Earlier, we used a small batch size to demonstrate how feature columns worked. We create a new input pipeline with a large batch size.

In [None]:
batch_size = 32
train_ds = df_to_dataset(train, batch_size=batch_size)
val_ds = df_to_dataset(val, shuffle=False, batch_size=batch_size)
test_ds = df_to_dataset(test, shuffle=False, batch_size=batch_size)

### **Create, compile, and train the model**


In [None]:
# Create a baseline model with logistic regression
model = tf.keras.Sequential([
    feature_layer,
    layers.Dense(1, activation='sigmoid')
])

In [None]:
model.compile(optimizer='adam',
              loss='binary_crossentropy',
              metrics=['accuracy'],
              run_eagerly=True)

model.fit(train_ds,
          validation_data = val_ds,
          epochs = 5)

Epoch 1/5
Epoch 2/5
Epoch 3/5
Epoch 4/5
Epoch 5/5


<tensorflow.python.keras.callbacks.History at 0x7f0b68f92f28>

In [None]:
loss, accuracy = model.evaluate(test_ds)
print("Accuracy", accuracy)

Accuracy 0.36065573


## **Build Neural Network based model**


In [None]:
model_nn = tf.keras.Sequential([
   feature_layer,
   layers.Dense(128, activation='relu'),
   layers.Dense(128, activation='relu'),
   layers.Dense(1, activation='sigmoid')
])

model_nn.compile(optimizer='adam',
              loss='binary_crossentropy',
              metrics=['accuracy'],
              run_eagerly=True)

model_nn.fit(train_ds,
          validation_data = val_ds,
          epochs = 5)

Epoch 1/5
Epoch 2/5
Epoch 3/5
Epoch 4/5
Epoch 5/5


<tensorflow.python.keras.callbacks.History at 0x7f0b66bbbeb8>

In [None]:
print(model_nn.summary())

Model: "sequential_8"
_________________________________________________________________
Layer (type)                 Output Shape              Param #   
dense_features_20 (DenseFeat multiple                  24        
_________________________________________________________________
dense_24 (Dense)             multiple                  131840    
_________________________________________________________________
dense_25 (Dense)             multiple                  16512     
_________________________________________________________________
dense_26 (Dense)             multiple                  129       
Total params: 148,505
Trainable params: 148,505
Non-trainable params: 0
_________________________________________________________________
None


In [None]:
loss, accuracy = model_nn.evaluate(test_ds)
print("Accuracy", accuracy)

Accuracy 0.6557377


key point: You will typically see best result with deep learning with much larger and more complex datasets.
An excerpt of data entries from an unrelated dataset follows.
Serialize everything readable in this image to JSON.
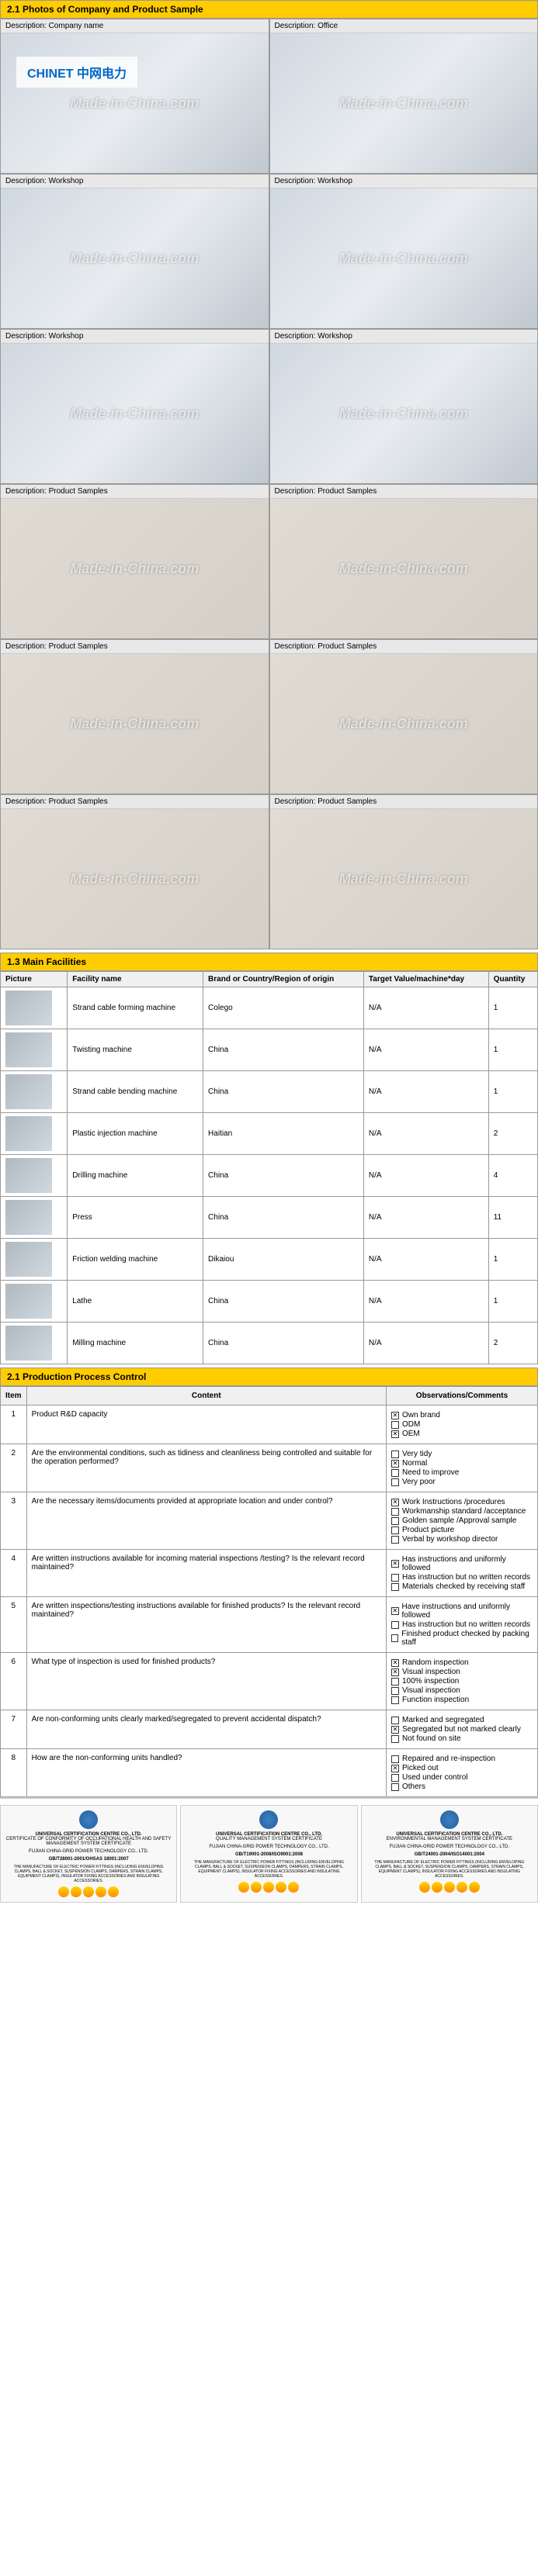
{
  "watermark": "Made-in-China.com",
  "section1": {
    "title": "2.1 Photos of Company and Product Sample",
    "photos": [
      {
        "label": "Description: Company name",
        "brand": "CHINET 中网电力"
      },
      {
        "label": "Description: Office"
      },
      {
        "label": "Description: Workshop"
      },
      {
        "label": "Description: Workshop"
      },
      {
        "label": "Description: Workshop"
      },
      {
        "label": "Description: Workshop"
      },
      {
        "label": "Description: Product Samples"
      },
      {
        "label": "Description: Product Samples"
      },
      {
        "label": "Description: Product Samples"
      },
      {
        "label": "Description: Product Samples"
      },
      {
        "label": "Description: Product Samples"
      },
      {
        "label": "Description: Product Samples"
      }
    ]
  },
  "section2": {
    "title": "1.3 Main Facilities",
    "headers": [
      "Picture",
      "Facility name",
      "Brand or Country/Region of origin",
      "Target Value/machine*day",
      "Quantity"
    ],
    "rows": [
      {
        "name": "Strand cable forming machine",
        "brand": "Colego",
        "target": "N/A",
        "qty": "1"
      },
      {
        "name": "Twisting machine",
        "brand": "China",
        "target": "N/A",
        "qty": "1"
      },
      {
        "name": "Strand cable bending machine",
        "brand": "China",
        "target": "N/A",
        "qty": "1"
      },
      {
        "name": "Plastic injection machine",
        "brand": "Haitian",
        "target": "N/A",
        "qty": "2"
      },
      {
        "name": "Drilling machine",
        "brand": "China",
        "target": "N/A",
        "qty": "4"
      },
      {
        "name": "Press",
        "brand": "China",
        "target": "N/A",
        "qty": "11"
      },
      {
        "name": "Friction welding machine",
        "brand": "Dikaiou",
        "target": "N/A",
        "qty": "1"
      },
      {
        "name": "Lathe",
        "brand": "China",
        "target": "N/A",
        "qty": "1"
      },
      {
        "name": "Milling machine",
        "brand": "China",
        "target": "N/A",
        "qty": "2"
      }
    ]
  },
  "section3": {
    "title": "2.1 Production Process Control",
    "headers": [
      "Item",
      "Content",
      "Observations/Comments"
    ],
    "rows": [
      {
        "n": "1",
        "content": "Product R&D capacity",
        "opts": [
          {
            "t": "Own brand",
            "c": true
          },
          {
            "t": "ODM",
            "c": false
          },
          {
            "t": "OEM",
            "c": true
          }
        ]
      },
      {
        "n": "2",
        "content": "Are the environmental conditions, such as tidiness and cleanliness being controlled and suitable for the operation performed?",
        "opts": [
          {
            "t": "Very tidy",
            "c": false
          },
          {
            "t": "Normal",
            "c": true
          },
          {
            "t": "Need to improve",
            "c": false
          },
          {
            "t": "Very poor",
            "c": false
          }
        ]
      },
      {
        "n": "3",
        "content": "Are the necessary items/documents provided at appropriate location and under control?",
        "opts": [
          {
            "t": "Work Instructions /procedures",
            "c": true
          },
          {
            "t": "Workmanship standard /acceptance",
            "c": false
          },
          {
            "t": "Golden sample /Approval sample",
            "c": false
          },
          {
            "t": "Product picture",
            "c": false
          },
          {
            "t": "Verbal by workshop director",
            "c": false
          }
        ]
      },
      {
        "n": "4",
        "content": "Are written instructions available for incoming material inspections /testing? Is the relevant record maintained?",
        "opts": [
          {
            "t": "Has instructions and uniformly followed",
            "c": true
          },
          {
            "t": "Has instruction but no written records",
            "c": false
          },
          {
            "t": "Materials checked by receiving staff",
            "c": false
          }
        ]
      },
      {
        "n": "5",
        "content": "Are written inspections/testing instructions available for finished products? Is the relevant record maintained?",
        "opts": [
          {
            "t": "Have instructions and uniformly followed",
            "c": true
          },
          {
            "t": "Has instruction but no written records",
            "c": false
          },
          {
            "t": "Finished product checked by packing staff",
            "c": false
          }
        ]
      },
      {
        "n": "6",
        "content": "What type of inspection is used for finished products?",
        "opts": [
          {
            "t": "Random inspection",
            "c": true
          },
          {
            "t": "Visual inspection",
            "c": true
          },
          {
            "t": "100% inspection",
            "c": false
          },
          {
            "t": "Visual inspection",
            "c": false
          },
          {
            "t": "Function inspection",
            "c": false
          }
        ]
      },
      {
        "n": "7",
        "content": "Are non-conforming units clearly marked/segregated to prevent accidental dispatch?",
        "opts": [
          {
            "t": "Marked and segregated",
            "c": false
          },
          {
            "t": "Segregated but not marked clearly",
            "c": true
          },
          {
            "t": "Not found on site",
            "c": false
          }
        ]
      },
      {
        "n": "8",
        "content": "How are the non-conforming units handled?",
        "opts": [
          {
            "t": "Repaired and re-inspection",
            "c": false
          },
          {
            "t": "Picked out",
            "c": true
          },
          {
            "t": "Used under control",
            "c": false
          },
          {
            "t": "Others",
            "c": false
          }
        ]
      }
    ]
  },
  "certs": [
    {
      "org": "UNIVERSAL CERTIFICATION CENTRE CO., LTD.",
      "sub": "CERTIFICATE OF CONFORMITY OF OCCUPATIONAL HEALTH AND SAFETY MANAGEMENT SYSTEM CERTIFICATE",
      "co": "FUJIAN CHINA-GRID POWER TECHNOLOGY CO., LTD.",
      "std": "GB/T28001-2001/OHSAS 18001:2007"
    },
    {
      "org": "UNIVERSAL CERTIFICATION CENTRE CO., LTD.",
      "sub": "QUALITY MANAGEMENT SYSTEM CERTIFICATE",
      "co": "FUJIAN CHINA-GRID POWER TECHNOLOGY CO., LTD.",
      "std": "GB/T19001-2008/ISO9001:2008"
    },
    {
      "org": "UNIVERSAL CERTIFICATION CENTRE CO., LTD.",
      "sub": "ENVIRONMENTAL MANAGEMENT SYSTEM CERTIFICATE",
      "co": "FUJIAN CHINA-GRID POWER TECHNOLOGY CO., LTD.",
      "std": "GB/T24001-2004/ISO14001:2004"
    }
  ]
}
When working with a small dataset like this one, we recommend using a decision tree or random forest as a strong baseline. The goal of this exercise is not to train an accurate model, but to demonstrate the mechanics of working with structure data, so you have code to use as a startin point when working with your own datasets in the future.